Mettre en commun des enjeux et défis, des préoccupations ou des projets et faire émerger des solutions ensemble.

  1. Expérimenter

Tester des idées, des projets et des solutions et les mettre en application afin de les valider.

  1. Partager

Échanger des expériences, des bonnes pratiques, des apprentissages, documenter pour favoriser le transfert des connaissances et développer des outils communs.

  1. Se former

Apprendre les uns des autres, acquérir de nouvelles compétences et connaissances, mobiliser les savoirs acquis dans une perspective d’apprentissage.

Remix du modèle classique (auteur inconnu)

Nécessaire accompagnement

Dans de nombreuses communautés, des animateurs (aussi appelé acteurs transversaux) sont dédiés à entretenir le lien et les activités entre les participants. La présence de ces « acteurs sociaux » participe à la gestion des connaissances et au développement des capacités d’apprentissage, tel que cela a été documenté par la recherche

Le rôle de l’animateur pourrait se résumer ainsi : 

  • Accompagner les participants dans leur parcours (chacun à son rythme),
  • Encourager leur changement de posture (apprendre à apprendre),
  • Stimuler les réflexions individuelles et collectives (faire ensemble),
  • Créer les occasions de partage (provoquer les échanges).

C’est ce rôle que j’ai moi-même joué pour le Réseau ADN de 2018 à 2022. Actuellement, je poursuis ce rôle avec la mise en place de nouvelles communautés comme celle de Plus numérique initiée par COlab, le centre d’innovation sociale et culturelle numérique et celle de dédié également à la transformation numérique des organismes œuvrant auprès des personnes proches aidantes initiée par L’Appui.

Parfois, j’accompagne plutôt qu’anime. Cela a été le cas pour FADIO, le Laboratoire d’enseignement des arts La ruchée et La bande numérique de la Fédération culturelle canadienne-française (FCCF).

Dans tous ces cas, les secteurs d’activités sont différents (culture, économie, santé, entrepreneuriat) et les participants le sont tout autant. Néanmoins, les défis de la transformation numérique se ressemblent étrangement. Déjà, la force de ces communautés est ce désir d’apprendre ensemble et de comprendre que les défis associés au numérique sont trop grands pour y faire fasse tout seul.

Finalement, je m’en voudrais de ne pas terminer ce billet en citant deux témoignages recueillis au sein de la communauté de pratique des agents de développement culturel numérique. Ceux-ci résument assez bien le potentiel derrière chaque communauté apprenante.

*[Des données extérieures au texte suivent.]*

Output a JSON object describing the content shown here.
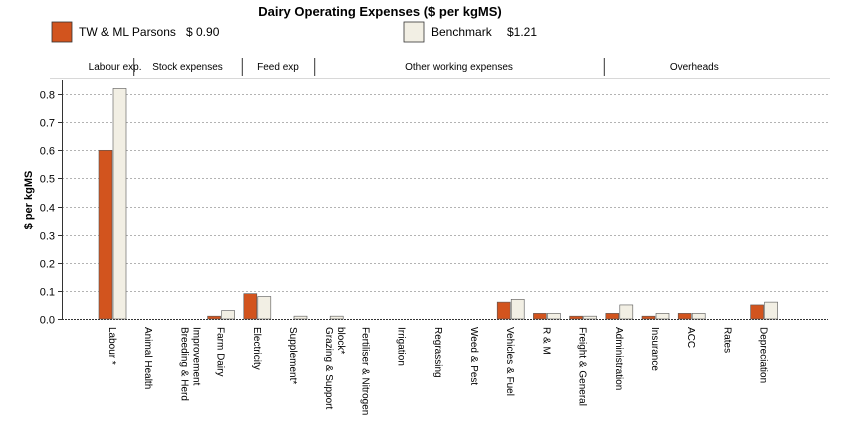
{
  "chart_data": {
    "type": "bar",
    "title": "Dairy Operating Expenses ($ per kgMS)",
    "ylabel": "$ per kgMS",
    "xlabel": "",
    "ylim": [
      0,
      0.85
    ],
    "yticks": [
      "0.0",
      "0.1",
      "0.2",
      "0.3",
      "0.4",
      "0.5",
      "0.6",
      "0.7",
      "0.8"
    ],
    "grid": true,
    "legend_position": "top",
    "groups": [
      {
        "label": "Labour exp.",
        "from": 0,
        "to": 0
      },
      {
        "label": "Stock expenses",
        "from": 1,
        "to": 3
      },
      {
        "label": "Feed exp",
        "from": 4,
        "to": 5
      },
      {
        "label": "Other working expenses",
        "from": 6,
        "to": 13
      },
      {
        "label": "Overheads",
        "from": 14,
        "to": 18
      }
    ],
    "categories": [
      [
        "Labour *"
      ],
      [
        "Animal Health"
      ],
      [
        "Breeding & Herd",
        "Improvement"
      ],
      [
        "Farm Dairy"
      ],
      [
        "Electricity"
      ],
      [
        "Supplement*"
      ],
      [
        "Grazing & Support",
        "block*"
      ],
      [
        "Fertiliser & Nitrogen"
      ],
      [
        "Irrigation"
      ],
      [
        "Regrassing"
      ],
      [
        "Weed & Pest"
      ],
      [
        "Vehicles & Fuel"
      ],
      [
        "R & M"
      ],
      [
        "Freight & General"
      ],
      [
        "Administration"
      ],
      [
        "Insurance"
      ],
      [
        "ACC"
      ],
      [
        "Rates"
      ],
      [
        "Depreciation"
      ]
    ],
    "series": [
      {
        "name": "TW & ML Parsons",
        "total": "$ 0.90",
        "color": "#D2541E",
        "values": [
          0.6,
          0,
          0,
          0.01,
          0.09,
          0,
          0,
          0,
          0,
          0,
          0,
          0.06,
          0.02,
          0.01,
          0.02,
          0.01,
          0.02,
          0,
          0.05
        ]
      },
      {
        "name": "Benchmark",
        "total": "$1.21",
        "color": "#F2EFE4",
        "values": [
          0.82,
          0,
          0,
          0.03,
          0.08,
          0.01,
          0.01,
          0,
          0,
          0,
          0,
          0.07,
          0.02,
          0.01,
          0.05,
          0.02,
          0.02,
          0,
          0.06
        ]
      }
    ]
  }
}
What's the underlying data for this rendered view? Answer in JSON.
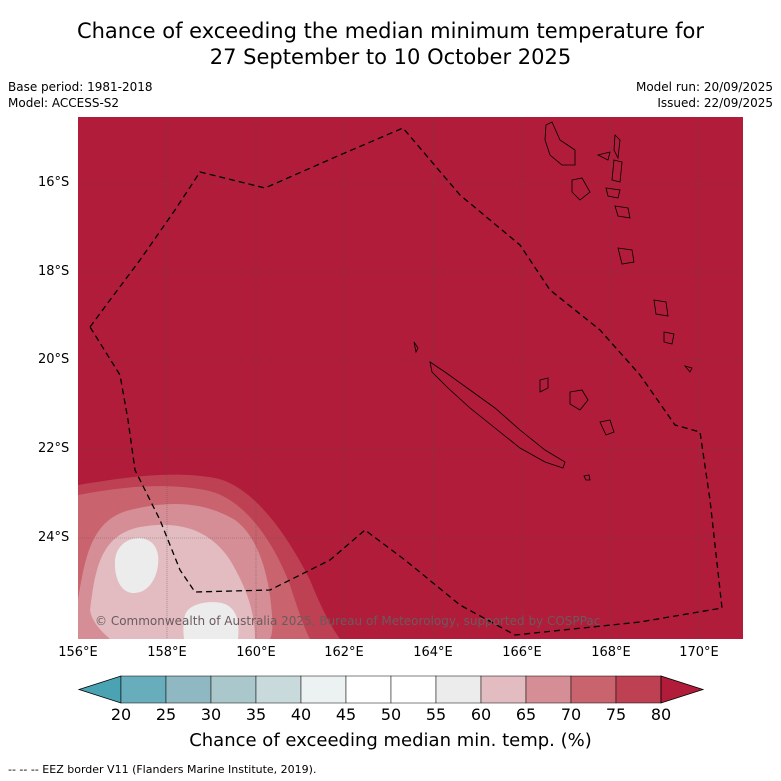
{
  "title_line1": "Chance of exceeding the median minimum temperature for",
  "title_line2": "27 September to 10 October 2025",
  "meta": {
    "base_period": "Base period: 1981-2018",
    "model": "Model: ACCESS-S2",
    "model_run": "Model run: 20/09/2025",
    "issued": "Issued: 22/09/2025"
  },
  "axes": {
    "lat_labels": [
      "16°S",
      "18°S",
      "20°S",
      "22°S",
      "24°S"
    ],
    "lon_labels": [
      "156°E",
      "158°E",
      "160°E",
      "162°E",
      "164°E",
      "166°E",
      "168°E",
      "170°E"
    ]
  },
  "colorbar": {
    "ticks": [
      "20",
      "25",
      "30",
      "35",
      "40",
      "45",
      "50",
      "55",
      "60",
      "65",
      "70",
      "75",
      "80"
    ],
    "colors": [
      "#67adbb",
      "#8fb8c2",
      "#aac7cb",
      "#c8dadc",
      "#ecf1f2",
      "#ffffff",
      "#ffffff",
      "#ececec",
      "#e2bcc0",
      "#d68e96",
      "#c9646f",
      "#bd4152"
    ],
    "low_extend_color": "#4aa3b3",
    "high_extend_color": "#b01c39",
    "label": "Chance of exceeding median min. temp. (%)"
  },
  "map": {
    "background_color": "#b01c39",
    "copyright": "© Commonwealth of Australia 2025, Bureau of Meteorology, supported by COSPPac"
  },
  "footnote": "-- -- -- EEZ border V11 (Flanders Marine Institute, 2019)."
}
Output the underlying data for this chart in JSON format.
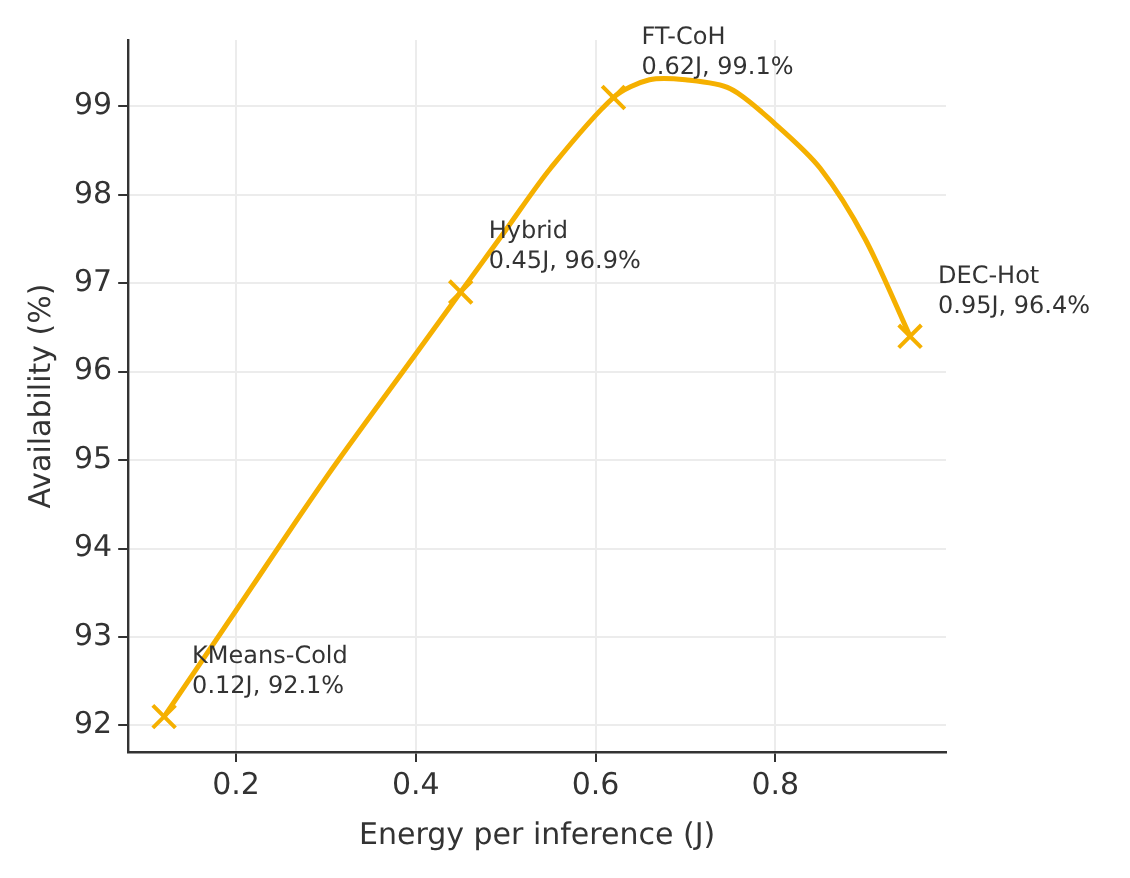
{
  "chart_data": {
    "type": "line",
    "xlabel": "Energy per inference (J)",
    "ylabel": "Availability (%)",
    "xlim": [
      0.08,
      0.99
    ],
    "xticks": [
      0.2,
      0.4,
      0.6,
      0.8
    ],
    "ylim": [
      91.7,
      99.75
    ],
    "yticks": [
      92,
      93,
      94,
      95,
      96,
      97,
      98,
      99
    ],
    "grid": true,
    "legend": false,
    "series": [
      {
        "type": "line",
        "color": "#f5b000",
        "marker": "none",
        "line_style": "solid",
        "x": [
          0.12,
          0.2,
          0.3,
          0.4,
          0.45,
          0.5,
          0.55,
          0.62,
          0.66,
          0.7,
          0.75,
          0.8,
          0.85,
          0.9,
          0.95
        ],
        "values": [
          92.1,
          93.3,
          94.8,
          96.2,
          96.9,
          97.6,
          98.3,
          99.1,
          99.3,
          99.3,
          99.2,
          98.8,
          98.3,
          97.5,
          96.4
        ]
      },
      {
        "type": "scatter",
        "color": "#f5b000",
        "marker": "cross",
        "x": [
          0.12,
          0.45,
          0.62,
          0.95
        ],
        "values": [
          92.1,
          96.9,
          99.1,
          96.4
        ]
      }
    ],
    "annotations": [
      {
        "text": "KMeans-Cold\n0.12J, 92.1%",
        "x": 0.12,
        "y": 92.1
      },
      {
        "text": "Hybrid\n0.45J, 96.9%",
        "x": 0.45,
        "y": 96.9
      },
      {
        "text": "FT-CoH\n0.62J, 99.1%",
        "x": 0.62,
        "y": 99.1
      },
      {
        "text": "DEC-Hot\n0.95J, 96.4%",
        "x": 0.95,
        "y": 96.4
      }
    ]
  }
}
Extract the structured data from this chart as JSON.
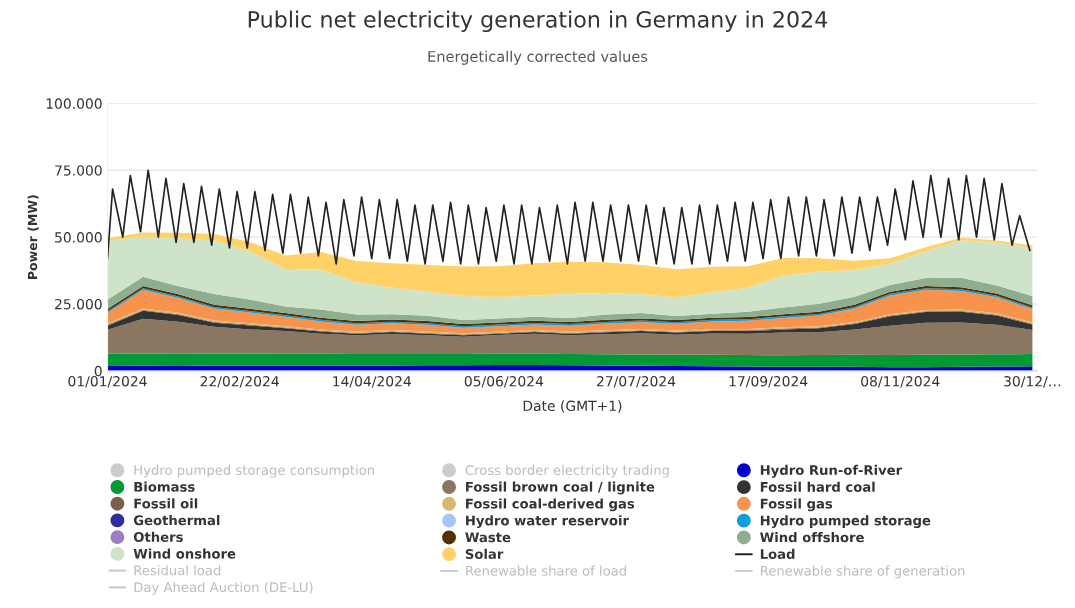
{
  "chart_data": {
    "type": "area",
    "stacked": true,
    "title": "Public net electricity generation in Germany in 2024",
    "subtitle": "Energetically corrected values",
    "xlabel": "Date (GMT+1)",
    "ylabel": "Power (MW)",
    "x": [
      "2024-01-01",
      "2024-01-15",
      "2024-01-29",
      "2024-02-12",
      "2024-02-26",
      "2024-03-11",
      "2024-03-25",
      "2024-04-08",
      "2024-04-22",
      "2024-05-06",
      "2024-05-20",
      "2024-06-03",
      "2024-06-17",
      "2024-07-01",
      "2024-07-15",
      "2024-07-29",
      "2024-08-12",
      "2024-08-26",
      "2024-09-09",
      "2024-09-23",
      "2024-10-07",
      "2024-10-21",
      "2024-11-04",
      "2024-11-18",
      "2024-12-02",
      "2024-12-16",
      "2024-12-30"
    ],
    "xlim": [
      "2024-01-01",
      "2024-12-31T23:00"
    ],
    "xticks": [
      {
        "value": "2024-01-01",
        "label": "01/01/2024"
      },
      {
        "value": "2024-02-22",
        "label": "22/02/2024"
      },
      {
        "value": "2024-04-14",
        "label": "14/04/2024"
      },
      {
        "value": "2024-06-05",
        "label": "05/06/2024"
      },
      {
        "value": "2024-07-27",
        "label": "27/07/2024"
      },
      {
        "value": "2024-09-17",
        "label": "17/09/2024"
      },
      {
        "value": "2024-11-08",
        "label": "08/11/2024"
      },
      {
        "value": "2024-12-30",
        "label": "30/12/…"
      }
    ],
    "ylim": [
      0,
      100000
    ],
    "yticks": [
      {
        "value": 0,
        "label": "0"
      },
      {
        "value": 25000,
        "label": "25.000"
      },
      {
        "value": 50000,
        "label": "50.000"
      },
      {
        "value": 75000,
        "label": "75.000"
      },
      {
        "value": 100000,
        "label": "100.000"
      }
    ],
    "grid": "y",
    "legend": "bottom",
    "series": [
      {
        "name": "Hydro pumped storage consumption",
        "color": "#cccccc",
        "values": [
          null,
          null,
          null,
          null,
          null,
          null,
          null,
          null,
          null,
          null,
          null,
          null,
          null,
          null,
          null,
          null,
          null,
          null,
          null,
          null,
          null,
          null,
          null,
          null,
          null,
          null,
          null
        ]
      },
      {
        "name": "Cross border electricity trading",
        "color": "#cccccc",
        "values": [
          null,
          null,
          null,
          null,
          null,
          null,
          null,
          null,
          null,
          null,
          null,
          null,
          null,
          null,
          null,
          null,
          null,
          null,
          null,
          null,
          null,
          null,
          null,
          null,
          null,
          null,
          null
        ]
      },
      {
        "name": "Hydro Run-of-River",
        "color": "#0000cc",
        "values": [
          1800,
          1900,
          1800,
          2000,
          2000,
          2000,
          2000,
          2000,
          2000,
          2100,
          2100,
          2200,
          2200,
          2100,
          2000,
          1900,
          1800,
          1700,
          1600,
          1500,
          1500,
          1500,
          1400,
          1400,
          1500,
          1600,
          1700
        ]
      },
      {
        "name": "Biomass",
        "color": "#009933",
        "values": [
          4600,
          4600,
          4600,
          4500,
          4500,
          4400,
          4400,
          4300,
          4300,
          4200,
          4200,
          4200,
          4200,
          4200,
          4200,
          4200,
          4200,
          4300,
          4300,
          4300,
          4400,
          4500,
          4500,
          4600,
          4600,
          4600,
          4600
        ]
      },
      {
        "name": "Fossil brown coal / lignite",
        "color": "#8b7662",
        "values": [
          9000,
          13000,
          12000,
          10000,
          9000,
          8500,
          7500,
          7000,
          7500,
          7000,
          6500,
          7000,
          7500,
          7000,
          7500,
          8000,
          7500,
          8000,
          8000,
          8500,
          8500,
          9500,
          11000,
          12000,
          12000,
          11000,
          9000
        ]
      },
      {
        "name": "Fossil hard coal",
        "color": "#333333",
        "values": [
          1500,
          3000,
          2500,
          1500,
          1500,
          1000,
          800,
          600,
          700,
          600,
          500,
          500,
          600,
          600,
          700,
          800,
          800,
          900,
          1000,
          1200,
          1500,
          2000,
          3500,
          4000,
          4000,
          3500,
          2000
        ]
      },
      {
        "name": "Fossil oil",
        "color": "#7f5f4c",
        "values": [
          300,
          300,
          300,
          300,
          300,
          300,
          300,
          300,
          300,
          300,
          300,
          300,
          300,
          300,
          300,
          300,
          300,
          300,
          300,
          300,
          300,
          300,
          300,
          300,
          300,
          300,
          300
        ]
      },
      {
        "name": "Fossil coal-derived gas",
        "color": "#d8b870",
        "values": [
          500,
          500,
          500,
          500,
          500,
          500,
          500,
          500,
          500,
          500,
          500,
          500,
          500,
          500,
          500,
          500,
          500,
          500,
          500,
          500,
          500,
          500,
          500,
          500,
          500,
          500,
          500
        ]
      },
      {
        "name": "Fossil gas",
        "color": "#f7934c",
        "values": [
          4000,
          7000,
          5500,
          4500,
          4000,
          3500,
          3000,
          2500,
          2500,
          2500,
          2000,
          2000,
          2000,
          2200,
          2500,
          2500,
          2500,
          2800,
          3000,
          3500,
          4000,
          5000,
          7000,
          7500,
          7000,
          6000,
          5000
        ]
      },
      {
        "name": "Geothermal",
        "color": "#2e2e99",
        "values": [
          null,
          null,
          null,
          null,
          null,
          null,
          null,
          null,
          null,
          null,
          null,
          null,
          null,
          null,
          null,
          null,
          null,
          null,
          null,
          null,
          null,
          null,
          null,
          null,
          null,
          null,
          null
        ]
      },
      {
        "name": "Hydro water reservoir",
        "color": "#a8c6f5",
        "values": [
          null,
          null,
          null,
          null,
          null,
          null,
          null,
          null,
          null,
          null,
          null,
          null,
          null,
          null,
          null,
          null,
          null,
          null,
          null,
          null,
          null,
          null,
          null,
          null,
          null,
          null,
          null
        ]
      },
      {
        "name": "Hydro pumped storage",
        "color": "#0e9ce0",
        "values": [
          600,
          600,
          600,
          600,
          600,
          600,
          600,
          600,
          600,
          600,
          600,
          600,
          600,
          600,
          600,
          600,
          600,
          600,
          600,
          600,
          600,
          600,
          600,
          600,
          600,
          600,
          600
        ]
      },
      {
        "name": "Others",
        "color": "#9b7fbf",
        "values": [
          null,
          null,
          null,
          null,
          null,
          null,
          null,
          null,
          null,
          null,
          null,
          null,
          null,
          null,
          null,
          null,
          null,
          null,
          null,
          null,
          null,
          null,
          null,
          null,
          null,
          null,
          null
        ]
      },
      {
        "name": "Waste",
        "color": "#513203",
        "values": [
          800,
          800,
          800,
          800,
          800,
          800,
          800,
          800,
          800,
          800,
          800,
          800,
          800,
          800,
          800,
          800,
          800,
          800,
          800,
          800,
          800,
          800,
          800,
          800,
          800,
          800,
          800
        ]
      },
      {
        "name": "Wind offshore",
        "color": "#8fae8f",
        "values": [
          3500,
          3500,
          3000,
          4000,
          3500,
          2500,
          3000,
          2500,
          2000,
          2000,
          1500,
          1500,
          1500,
          1500,
          2000,
          2000,
          1500,
          1500,
          2000,
          2500,
          3000,
          3000,
          2500,
          3000,
          3500,
          3000,
          3500
        ]
      },
      {
        "name": "Wind onshore",
        "color": "#cfe3c8",
        "values": [
          22000,
          15000,
          18000,
          20000,
          18000,
          14000,
          15000,
          12000,
          10000,
          9000,
          9000,
          8000,
          8000,
          9000,
          8000,
          7000,
          7000,
          8000,
          9000,
          12000,
          12000,
          10000,
          8000,
          10000,
          14000,
          16000,
          18000
        ]
      },
      {
        "name": "Solar",
        "color": "#ffd166",
        "values": [
          1000,
          1500,
          2000,
          2500,
          3500,
          5000,
          6500,
          8000,
          9000,
          10000,
          11000,
          11500,
          12000,
          12000,
          11500,
          11000,
          10500,
          9500,
          8000,
          6500,
          5000,
          3500,
          2000,
          1500,
          1000,
          800,
          900
        ]
      },
      {
        "name": "Load",
        "type": "line",
        "color": "#222222",
        "x": [
          "2024-01-01",
          "2024-01-03",
          "2024-01-07",
          "2024-01-10",
          "2024-01-14",
          "2024-01-17",
          "2024-01-21",
          "2024-01-24",
          "2024-01-28",
          "2024-01-31",
          "2024-02-04",
          "2024-02-07",
          "2024-02-11",
          "2024-02-14",
          "2024-02-18",
          "2024-02-21",
          "2024-02-25",
          "2024-02-28",
          "2024-03-03",
          "2024-03-06",
          "2024-03-10",
          "2024-03-13",
          "2024-03-17",
          "2024-03-20",
          "2024-03-24",
          "2024-03-27",
          "2024-03-31",
          "2024-04-03",
          "2024-04-07",
          "2024-04-10",
          "2024-04-14",
          "2024-04-17",
          "2024-04-21",
          "2024-04-24",
          "2024-04-28",
          "2024-05-01",
          "2024-05-05",
          "2024-05-08",
          "2024-05-12",
          "2024-05-15",
          "2024-05-19",
          "2024-05-22",
          "2024-05-26",
          "2024-05-29",
          "2024-06-02",
          "2024-06-05",
          "2024-06-09",
          "2024-06-12",
          "2024-06-16",
          "2024-06-19",
          "2024-06-23",
          "2024-06-26",
          "2024-06-30",
          "2024-07-03",
          "2024-07-07",
          "2024-07-10",
          "2024-07-14",
          "2024-07-17",
          "2024-07-21",
          "2024-07-24",
          "2024-07-28",
          "2024-07-31",
          "2024-08-04",
          "2024-08-07",
          "2024-08-11",
          "2024-08-14",
          "2024-08-18",
          "2024-08-21",
          "2024-08-25",
          "2024-08-28",
          "2024-09-01",
          "2024-09-04",
          "2024-09-08",
          "2024-09-11",
          "2024-09-15",
          "2024-09-18",
          "2024-09-22",
          "2024-09-25",
          "2024-09-29",
          "2024-10-02",
          "2024-10-06",
          "2024-10-09",
          "2024-10-13",
          "2024-10-16",
          "2024-10-20",
          "2024-10-23",
          "2024-10-27",
          "2024-10-30",
          "2024-11-03",
          "2024-11-06",
          "2024-11-10",
          "2024-11-13",
          "2024-11-17",
          "2024-11-20",
          "2024-11-24",
          "2024-11-27",
          "2024-12-01",
          "2024-12-04",
          "2024-12-08",
          "2024-12-11",
          "2024-12-15",
          "2024-12-18",
          "2024-12-22",
          "2024-12-25",
          "2024-12-29"
        ],
        "values": [
          42000,
          68000,
          50000,
          73000,
          52000,
          75000,
          50000,
          72000,
          48000,
          70000,
          48000,
          69000,
          47000,
          68000,
          46000,
          67000,
          46000,
          67000,
          45000,
          66000,
          44000,
          66000,
          44000,
          65000,
          43000,
          63000,
          40000,
          64000,
          43000,
          65000,
          42000,
          64000,
          42000,
          64000,
          41000,
          62000,
          40000,
          62000,
          41000,
          63000,
          40000,
          62000,
          40000,
          61000,
          41000,
          62000,
          40000,
          62000,
          40000,
          61000,
          41000,
          62000,
          40000,
          63000,
          41000,
          63000,
          41000,
          62000,
          41000,
          62000,
          41000,
          62000,
          40000,
          61000,
          40000,
          61000,
          40000,
          62000,
          40000,
          62000,
          41000,
          63000,
          41000,
          63000,
          42000,
          64000,
          42000,
          65000,
          43000,
          65000,
          43000,
          64000,
          43000,
          65000,
          44000,
          65000,
          45000,
          65000,
          47000,
          68000,
          49000,
          71000,
          50000,
          73000,
          50000,
          72000,
          49000,
          73000,
          50000,
          72000,
          49000,
          70000,
          47000,
          58000,
          45000
        ]
      },
      {
        "name": "Residual load",
        "type": "line",
        "color": "#cccccc",
        "values": [
          null,
          null,
          null,
          null,
          null,
          null,
          null,
          null,
          null,
          null,
          null,
          null,
          null,
          null,
          null,
          null,
          null,
          null,
          null,
          null,
          null,
          null,
          null,
          null,
          null,
          null,
          null
        ]
      },
      {
        "name": "Renewable share of load",
        "type": "line",
        "color": "#cccccc",
        "values": [
          null,
          null,
          null,
          null,
          null,
          null,
          null,
          null,
          null,
          null,
          null,
          null,
          null,
          null,
          null,
          null,
          null,
          null,
          null,
          null,
          null,
          null,
          null,
          null,
          null,
          null,
          null
        ]
      },
      {
        "name": "Renewable share of generation",
        "type": "line",
        "color": "#cccccc",
        "values": [
          null,
          null,
          null,
          null,
          null,
          null,
          null,
          null,
          null,
          null,
          null,
          null,
          null,
          null,
          null,
          null,
          null,
          null,
          null,
          null,
          null,
          null,
          null,
          null,
          null,
          null,
          null
        ]
      },
      {
        "name": "Day Ahead Auction (DE-LU)",
        "type": "line",
        "color": "#cccccc",
        "values": [
          null,
          null,
          null,
          null,
          null,
          null,
          null,
          null,
          null,
          null,
          null,
          null,
          null,
          null,
          null,
          null,
          null,
          null,
          null,
          null,
          null,
          null,
          null,
          null,
          null,
          null,
          null
        ]
      }
    ]
  }
}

« […] les communautés de pratique constituent des laboratoires intéressants pour expérimenter notre rapport à la culture numérique, car ils sont chacun à leur façon un creuset où s’élabore le “milieu de culture” d’où émerge la société que nous nommons «notre monde». »

– Fabrice Marcoux, ADN Fédération des télévisions communautaires autonomes du Québec

« Mon équipe pense que je suis une magicienne, mais en fait, je tire des ressources de la CP du Réseau ADN »

– Maryse Dupuis, ADN du Regroupement des artistes en arts visuels

Les publications sur mon blogue sont réalisées grâce à la complicité de ma collaboratrice et amie Martine Rioux (Scriba) qui m’appuie avec sa grande expertise de communicatrice et rédactrice de contenu.


(1) CoP : Dans le milieu éducatif, l’abréviation CP réfère aux conseillers pédagogiques. Nous utilisons donc l’abréviation CoP pour communauté de pratique afin d’éviter toute confusion. Dans ce cas, le o doit être minuscule, car il ne marque pas le début d’un mot. Il sert à identifier le mot communauté.